Is it a case of natural progression or development too far? City of Yarra is currently considering an 11 level residential application located at 243-247 Queens Parade in Clifton Hill.
Located within a wedge of land known as Clifton Hill Interchange, the site and surrounds are earmarked for residential redevelopment via both State Planning Policy Framework and the Local Planning Policy Framework. The latter decrees that built form of 5-6 storeys are ideal "Unless the proposal can achieve benefits such as significant upper level setbacks, architectural design excellence and positive contribution to the enhancement of the public domain."
Northcote-based Fieldwork Projects make their debut on Urban Melbourne with 243-247 Queens Parade in Clifton Hill. In designing the project Fieldwork have sought "Close consultation with Yarra City Council to achieve a highly suitable planning outcome for the site. Close attention has been paid to Council's Municipal Strategic Statement, including housing diversity, urban design principles and the site's strategic potential for absorbing a higher density of Yarra residents."
Generally the building consists of four elements:
The building is designed to be sensitive and responsive to the existing context while being mindful of the changing nature of the area and the likely higher density development which will eventually surround it.
Vertically ribbed precast panels are broken in places by vertical aluminium fins and dynamic, operable bi-fold shutters. Lower levels feature timber bi-folds as does the underside of the footpath canopy while street frontage is a mixture of white and charcoal brickwork.
The building's required setback of the upper form allows for a landscaped terrace area supplemented by an indoor communal area. Landscaping and common vegetable garden aside, the terrace is framed by a feature tri-level staircase and includes a kitchen, dining facilities and the ubiquitous barbeque.
Recall that City of Yarra have nominated 5-6 levels as their preferred built form outcome, yet have left the door open for increases subject to factors such as design excellence.
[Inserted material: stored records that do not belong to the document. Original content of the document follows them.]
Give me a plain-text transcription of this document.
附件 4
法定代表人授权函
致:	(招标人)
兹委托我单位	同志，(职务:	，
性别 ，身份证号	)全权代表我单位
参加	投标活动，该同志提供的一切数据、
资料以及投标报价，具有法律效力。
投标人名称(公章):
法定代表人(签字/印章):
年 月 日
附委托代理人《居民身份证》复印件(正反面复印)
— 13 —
During 2013 Council rejected the adjoining 217-241 Queens Parade development at 8 levels which was consequently approved by VCAT.
At 11 levels could anyone envisage City of Yarra approving this development? The answer for most is no; therefore would any reader also doubt VCAT will be called upon once more? And another question: why allow such ambiguity in planning controls when it seems the end result is costly legal representation and wasted time?
No doubt the rationale behind the controls is there, but is seems a pointless exercise by City of Yarra to allow scope for height increases and then rejected them promptly, as has been the case on the neighbouring site and elsewhere within Yarra. The final outcome will be interesting.